Metapos.id, Jakarta – Kementerian Luar Negeri RI mengeluarkan imbauan kepada seluruh Warga Negara Indonesia (WNI) yang berada di Iran agar tetap bersikap tenang, meningkatkan kewaspadaan, mematuhi ketentuan hukum setempat, serta menjaga komunikasi secara rutin dengan KBRI Tehran menyusul memburuknya kondisi keamanan akibat serangan udara di sejumlah wilayah.
Juru Bicara Kemlu RI, Yvonne Mewengkang, menjelaskan bahwa pihak KBRI Tehran telah mengonfirmasi terjadinya serangan udara bersenjata di beberapa kota sekitar pukul 09.45 waktu setempat.
Saat ini, perwakilan RI di Iran memusatkan upaya pada penguatan komunikasi dengan para WNI serta telah menerbitkan edaran terbaru yang memuat panduan keselamatan dan prosedur darurat.
“Kami terus melakukan pemantauan intensif serta evaluasi menyeluruh terhadap situasi keamanan, dan akan mengambil langkah-langkah yang diperlukan demi menjamin keselamatan WNI,” ujar Yvonne dalam keterangan tertulis di Jakarta, Sabtu.
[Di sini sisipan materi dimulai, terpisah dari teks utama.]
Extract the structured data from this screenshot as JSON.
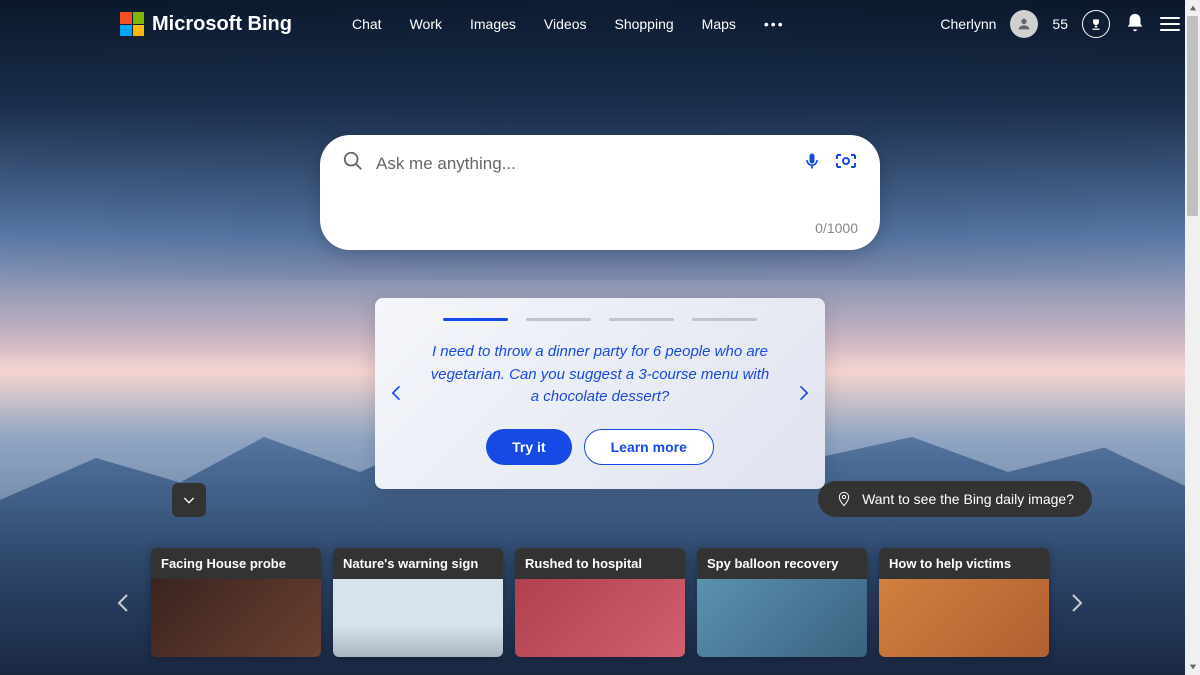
{
  "brand": "Microsoft Bing",
  "nav": [
    "Chat",
    "Work",
    "Images",
    "Videos",
    "Shopping",
    "Maps"
  ],
  "user": {
    "name": "Cherlynn",
    "points": "55"
  },
  "search": {
    "placeholder": "Ask me anything...",
    "char_count": "0/1000"
  },
  "suggestion": {
    "active_index": 0,
    "text": "I need to throw a dinner party for 6 people who are vegetarian. Can you suggest a 3-course menu with a chocolate dessert?",
    "try_label": "Try it",
    "learn_label": "Learn more"
  },
  "daily_image_prompt": "Want to see the Bing daily image?",
  "news": [
    {
      "title": "Facing House probe"
    },
    {
      "title": "Nature's warning sign"
    },
    {
      "title": "Rushed to hospital"
    },
    {
      "title": "Spy balloon recovery"
    },
    {
      "title": "How to help victims"
    }
  ]
}
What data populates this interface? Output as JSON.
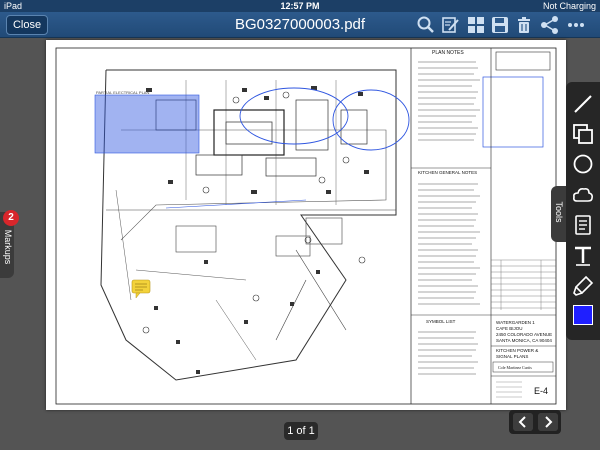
{
  "status": {
    "carrier": "iPad",
    "time": "12:57 PM",
    "battery": "Not Charging"
  },
  "toolbar": {
    "close_label": "Close",
    "document_title": "BG0327000003.pdf",
    "icons": [
      "search-icon",
      "annotate-icon",
      "thumbnails-icon",
      "save-icon",
      "trash-icon",
      "share-icon",
      "more-icon"
    ]
  },
  "markups": {
    "count": "2",
    "label": "Markups"
  },
  "tools": {
    "label": "Tools",
    "items": [
      "line-tool",
      "rectangle-tool",
      "ellipse-tool",
      "cloud-tool",
      "note-tool",
      "text-tool",
      "highlighter-tool",
      "color-swatch"
    ],
    "active_color": "#1f1fff"
  },
  "pager": {
    "label": "1 of 1"
  },
  "drawing": {
    "plan_notes": "PLAN NOTES",
    "kitchen_notes": "KITCHEN GENERAL NOTES",
    "symbol_list": "SYMBOL LIST",
    "project_lines": [
      "WATERGARDEN 1",
      "CAFE BIJOU",
      "2450 COLORADO AVENUE",
      "SANTA MONICA, CA 90404"
    ],
    "sheet_title": [
      "KITCHEN POWER &",
      "SIGNAL PLANS"
    ],
    "firm": "Cole Martinez Curtis",
    "sheet_number": "E-4",
    "partial_plan_label": "PARTIAL ELECTRICAL PLAN"
  },
  "colors": {
    "toolbar": "#2d5a8c",
    "markup_blue": "#2f56e0",
    "note_yellow": "#f3d23a"
  }
}
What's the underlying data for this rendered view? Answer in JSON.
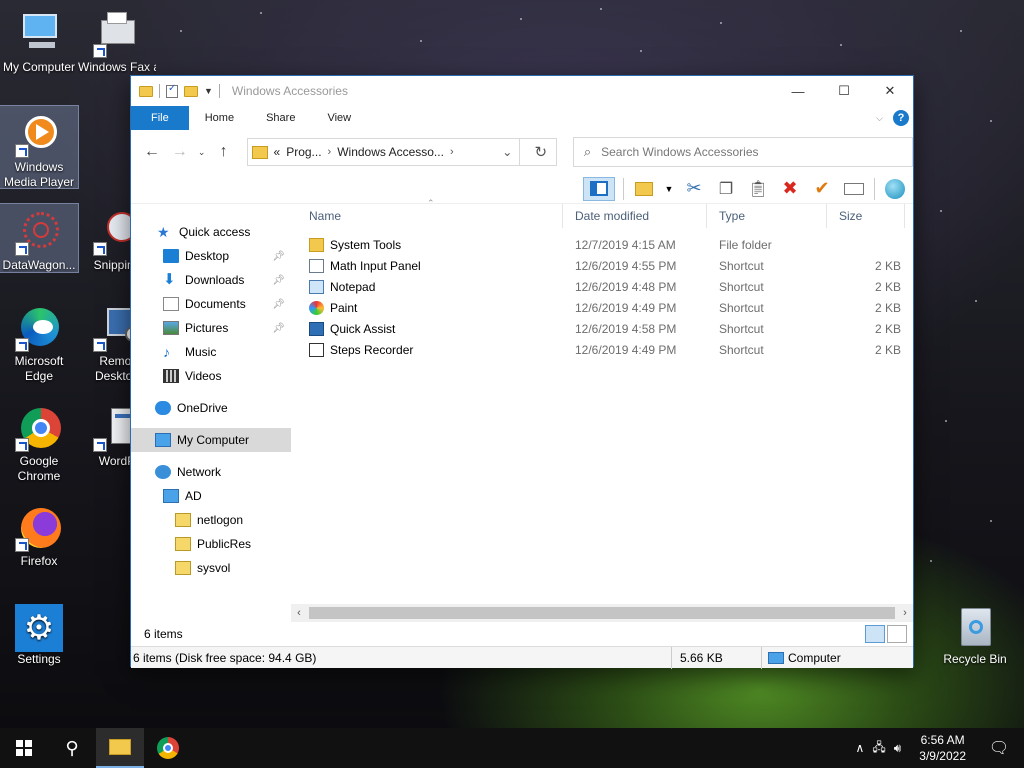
{
  "desktop": {
    "icons": [
      {
        "label": "My Computer",
        "icon": "computer-icon"
      },
      {
        "label": "Windows Fax and Sc",
        "icon": "fax-icon"
      },
      {
        "label": "Windows Media Player",
        "icon": "media-player-icon"
      },
      {
        "label": "DataWagon...",
        "icon": "datawagon-icon"
      },
      {
        "label": "Snipping",
        "icon": "snipping-tool-icon"
      },
      {
        "label": "Microsoft Edge",
        "icon": "edge-icon"
      },
      {
        "label": "Remot Desktop",
        "icon": "remote-desktop-icon"
      },
      {
        "label": "Google Chrome",
        "icon": "chrome-icon"
      },
      {
        "label": "WordP",
        "icon": "wordpad-icon"
      },
      {
        "label": "Firefox",
        "icon": "firefox-icon"
      },
      {
        "label": "Settings",
        "icon": "settings-icon"
      },
      {
        "label": "Recycle Bin",
        "icon": "recycle-bin-icon"
      }
    ]
  },
  "window": {
    "title": "Windows Accessories",
    "controls": {
      "minimize": "—",
      "maximize": "☐",
      "close": "✕"
    },
    "ribbon_tabs": [
      "File",
      "Home",
      "Share",
      "View"
    ],
    "help": "?",
    "address": {
      "overflow": "«",
      "crumbs": [
        "Prog...",
        "Windows Accesso..."
      ]
    },
    "search_placeholder": "Search Windows Accessories",
    "nav": {
      "quick_access": "Quick access",
      "quick_items": [
        "Desktop",
        "Downloads",
        "Documents",
        "Pictures",
        "Music",
        "Videos"
      ],
      "onedrive": "OneDrive",
      "my_computer": "My Computer",
      "network": "Network",
      "ad": "AD",
      "shares": [
        "netlogon",
        "PublicRes",
        "sysvol"
      ]
    },
    "columns": [
      "Name",
      "Date modified",
      "Type",
      "Size"
    ],
    "files": [
      {
        "name": "System Tools",
        "date": "12/7/2019 4:15 AM",
        "type": "File folder",
        "size": "",
        "icon": "folder-icon"
      },
      {
        "name": "Math Input Panel",
        "date": "12/6/2019 4:55 PM",
        "type": "Shortcut",
        "size": "2 KB",
        "icon": "math-input-icon"
      },
      {
        "name": "Notepad",
        "date": "12/6/2019 4:48 PM",
        "type": "Shortcut",
        "size": "2 KB",
        "icon": "notepad-icon"
      },
      {
        "name": "Paint",
        "date": "12/6/2019 4:49 PM",
        "type": "Shortcut",
        "size": "2 KB",
        "icon": "paint-icon"
      },
      {
        "name": "Quick Assist",
        "date": "12/6/2019 4:58 PM",
        "type": "Shortcut",
        "size": "2 KB",
        "icon": "quick-assist-icon"
      },
      {
        "name": "Steps Recorder",
        "date": "12/6/2019 4:49 PM",
        "type": "Shortcut",
        "size": "2 KB",
        "icon": "steps-recorder-icon"
      }
    ],
    "status": "6 items",
    "details": {
      "summary": "6 items (Disk free space: 94.4 GB)",
      "size": "5.66 KB",
      "location": "Computer"
    }
  },
  "taskbar": {
    "time": "6:56 AM",
    "date": "3/9/2022"
  }
}
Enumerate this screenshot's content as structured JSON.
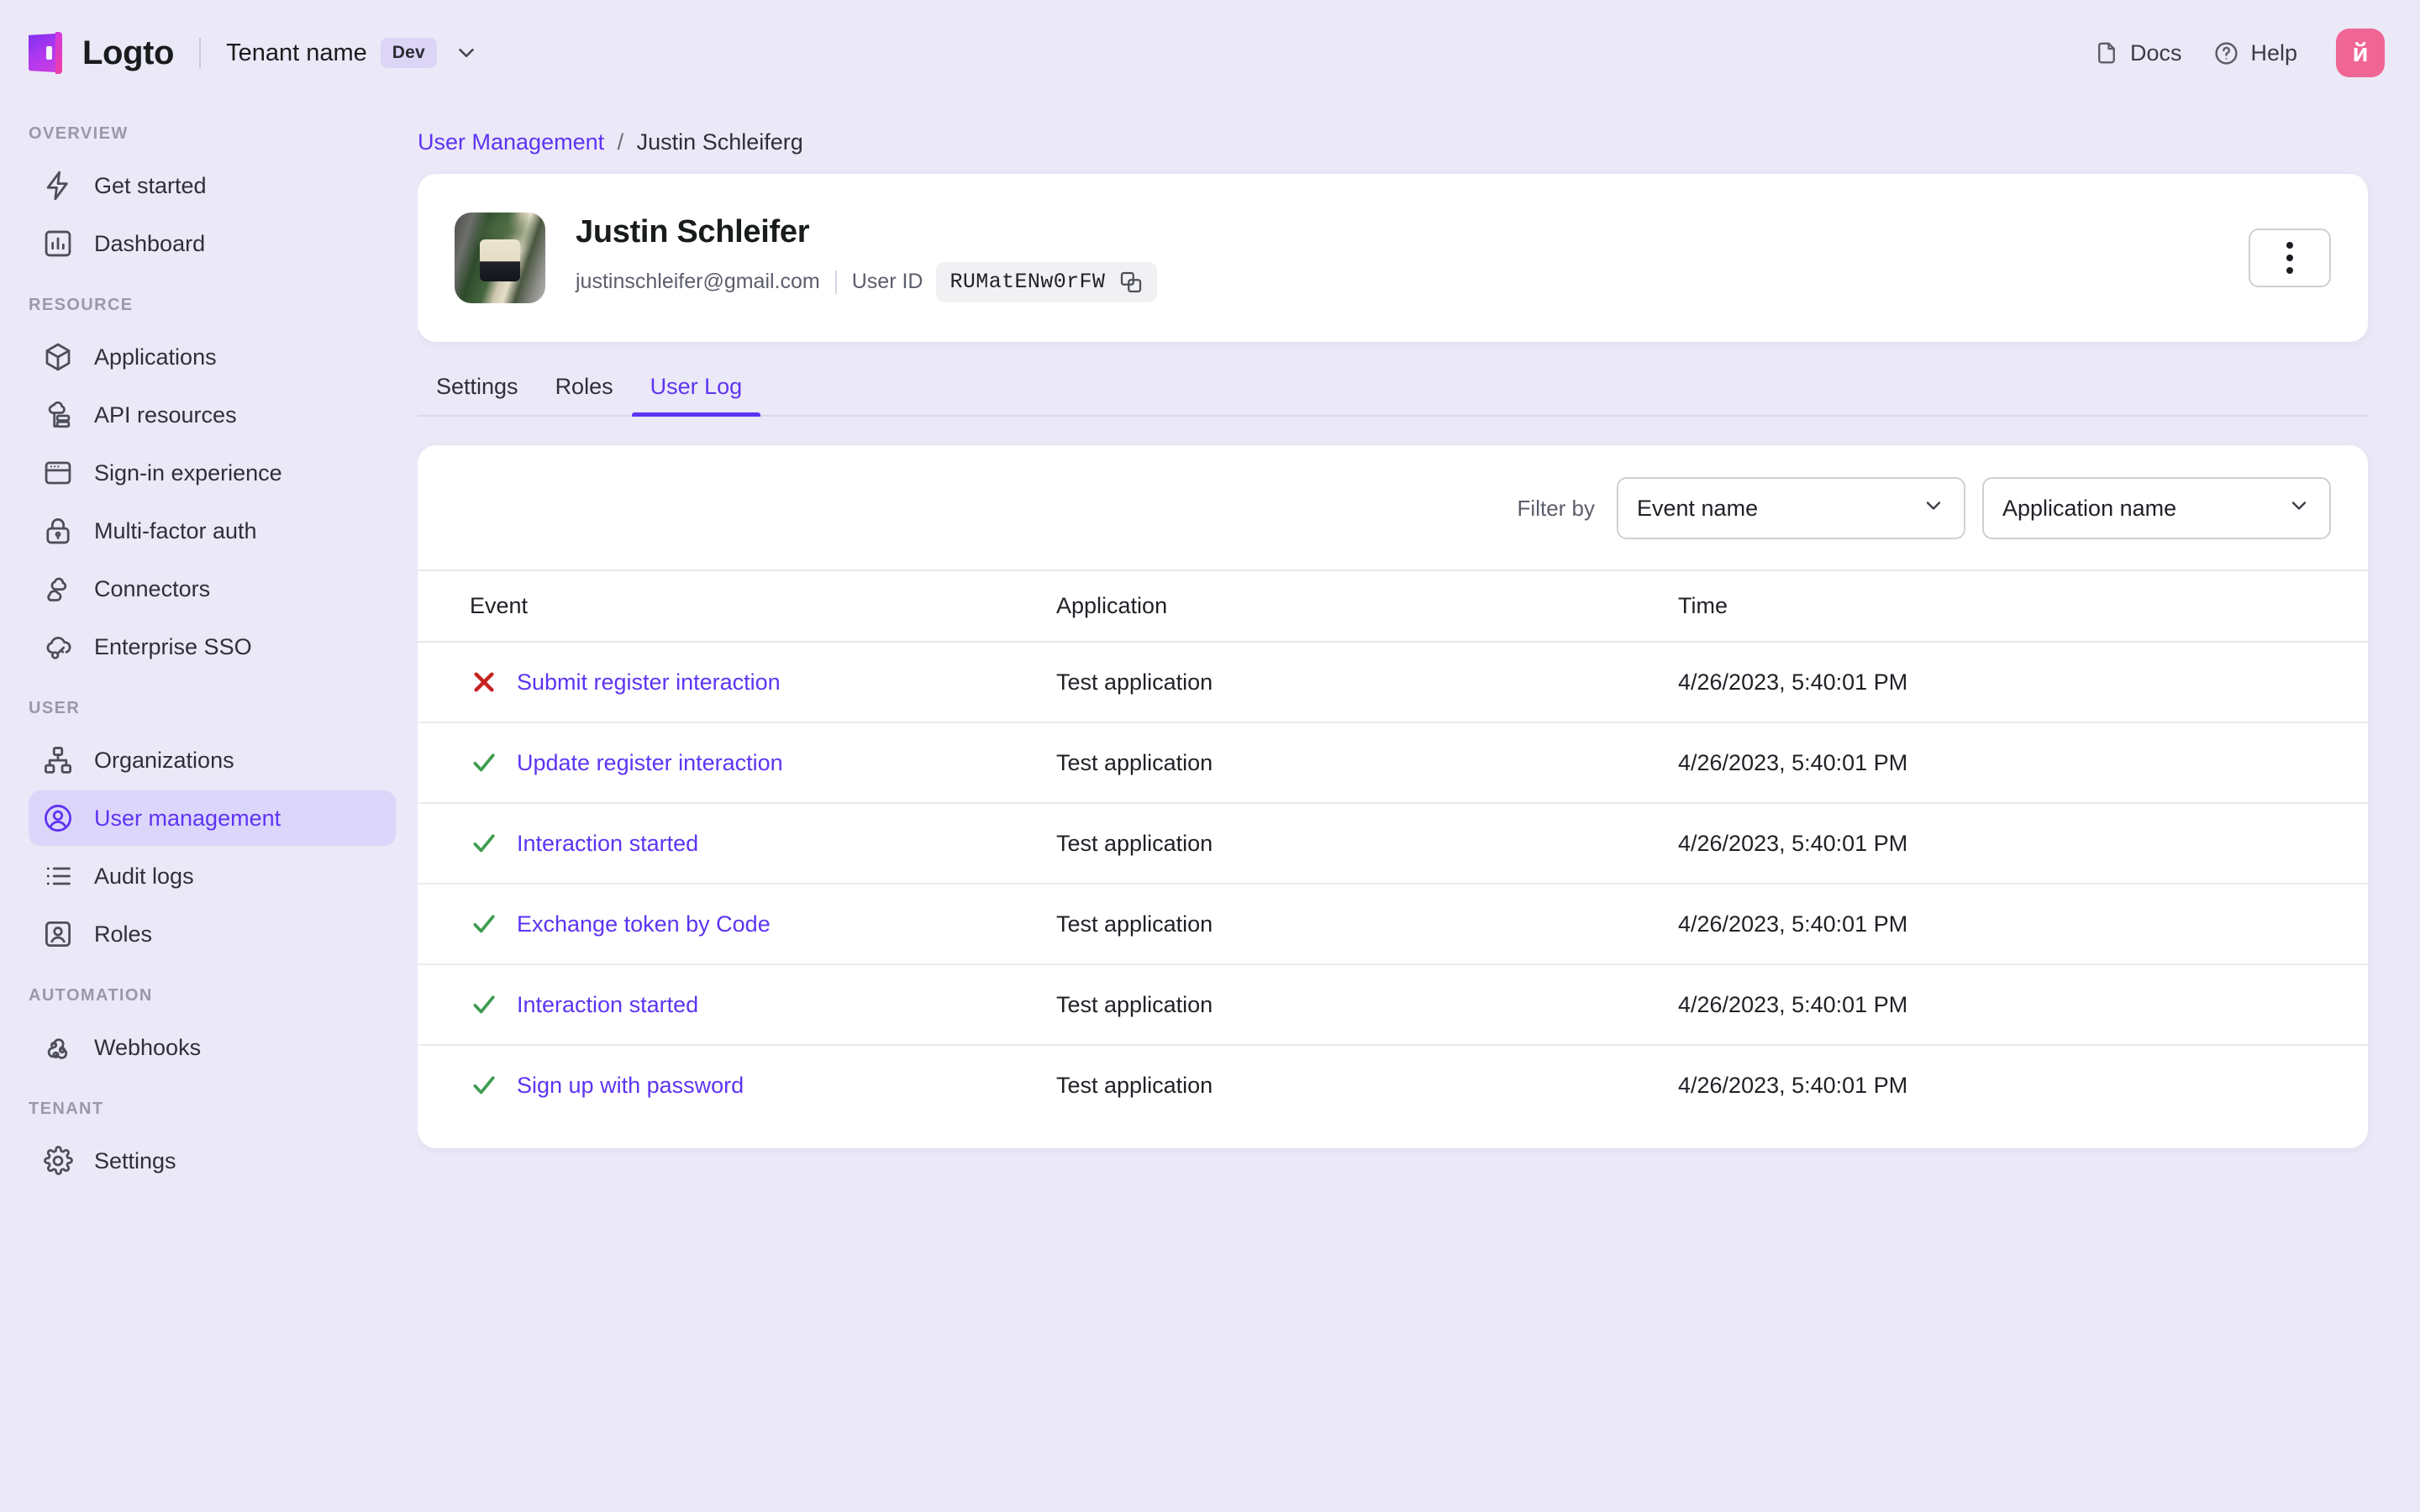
{
  "topbar": {
    "product_name": "Logto",
    "tenant_name": "Tenant name",
    "tenant_badge": "Dev",
    "docs_label": "Docs",
    "help_label": "Help",
    "avatar_initial": "й",
    "avatar_color": "#ef6694"
  },
  "sidebar": {
    "sections": [
      {
        "title": "Overview",
        "items": [
          {
            "label": "Get started",
            "icon": "bolt-icon",
            "active": false
          },
          {
            "label": "Dashboard",
            "icon": "chart-icon",
            "active": false
          }
        ]
      },
      {
        "title": "Resource",
        "items": [
          {
            "label": "Applications",
            "icon": "cube-icon",
            "active": false
          },
          {
            "label": "API resources",
            "icon": "api-icon",
            "active": false
          },
          {
            "label": "Sign-in experience",
            "icon": "window-icon",
            "active": false
          },
          {
            "label": "Multi-factor auth",
            "icon": "lock-icon",
            "active": false
          },
          {
            "label": "Connectors",
            "icon": "connectors-icon",
            "active": false
          },
          {
            "label": "Enterprise SSO",
            "icon": "cloud-key-icon",
            "active": false
          }
        ]
      },
      {
        "title": "User",
        "items": [
          {
            "label": "Organizations",
            "icon": "org-chart-icon",
            "active": false
          },
          {
            "label": "User management",
            "icon": "user-circle-icon",
            "active": true
          },
          {
            "label": "Audit logs",
            "icon": "list-icon",
            "active": false
          },
          {
            "label": "Roles",
            "icon": "user-badge-icon",
            "active": false
          }
        ]
      },
      {
        "title": "Automation",
        "items": [
          {
            "label": "Webhooks",
            "icon": "webhook-icon",
            "active": false
          }
        ]
      },
      {
        "title": "Tenant",
        "items": [
          {
            "label": "Settings",
            "icon": "gear-icon",
            "active": false
          }
        ]
      }
    ]
  },
  "breadcrumb": {
    "parent": "User Management",
    "separator": "/",
    "current": "Justin Schleiferg"
  },
  "profile": {
    "name": "Justin Schleifer",
    "email": "justinschleifer@gmail.com",
    "user_id_label": "User ID",
    "user_id": "RUMatENw0rFW"
  },
  "tabs": [
    {
      "label": "Settings",
      "active": false
    },
    {
      "label": "Roles",
      "active": false
    },
    {
      "label": "User Log",
      "active": true
    }
  ],
  "filters": {
    "label": "Filter by",
    "event_name": "Event name",
    "application_name": "Application name"
  },
  "table": {
    "columns": [
      "Event",
      "Application",
      "Time"
    ],
    "rows": [
      {
        "status": "error",
        "event": "Submit register interaction",
        "application": "Test application",
        "time": "4/26/2023, 5:40:01 PM"
      },
      {
        "status": "success",
        "event": "Update register interaction",
        "application": "Test application",
        "time": "4/26/2023, 5:40:01 PM"
      },
      {
        "status": "success",
        "event": "Interaction started",
        "application": "Test application",
        "time": "4/26/2023, 5:40:01 PM"
      },
      {
        "status": "success",
        "event": "Exchange token by Code",
        "application": "Test application",
        "time": "4/26/2023, 5:40:01 PM"
      },
      {
        "status": "success",
        "event": "Interaction started",
        "application": "Test application",
        "time": "4/26/2023, 5:40:01 PM"
      },
      {
        "status": "success",
        "event": "Sign up with password",
        "application": "Test application",
        "time": "4/26/2023, 5:40:01 PM"
      }
    ]
  },
  "colors": {
    "accent": "#5d34f2",
    "success": "#3e9c4f",
    "error": "#c5221f",
    "page_bg": "#ebe8f7"
  }
}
Dalam kondisi darurat, WNI dapat segera menghubungi hotline KBRI Tehran melalui nomor +98 9914668845 / +98 902 466 8889, atau Hotline Direktorat Pelindungan WNI Kemlu RI di +62 812-9007-0027.
Sebelumnya, media internasional memberitakan bahwa Israel dan Amerika Serikat melakukan serangan militer terhadap Iran.
Aksi tersebut disebut sebagai operasi militer kedua pada masa pemerintahan Presiden AS, Donald Trump, setelah serangan pertama yang terjadi pada Juni 2025.
Trump menyebut operasi tersebut sebagai langkah untuk meniadakan ancaman yang diklaim berasal dari dugaan pengembangan senjata nuklir oleh Iran.
Sementara itu, Amerika Serikat dan Iran diketahui telah menjalani tiga putaran perundingan nuklir secara tidak langsung yang dimediasi oleh Oman. Dua putaran awal berlangsung di Muscat dan Jenewa, dengan fokus pada pembatasan pengayaan uranium sebagai imbalan pencabutan sanksi.
Putaran ketiga kemudian digelar di Jenewa pada 26 Februari.
Menteri Luar Negeri Oman menyampaikan bahwa perundingan tersebut menghasilkan kesepakatan kebijakan tanpa penimbunan uranium yang diperkaya, dengan pengurangan stok ke level terendah serta konversi menjadi bahan bakar permanen di bawah pengawasan penuh IAEA.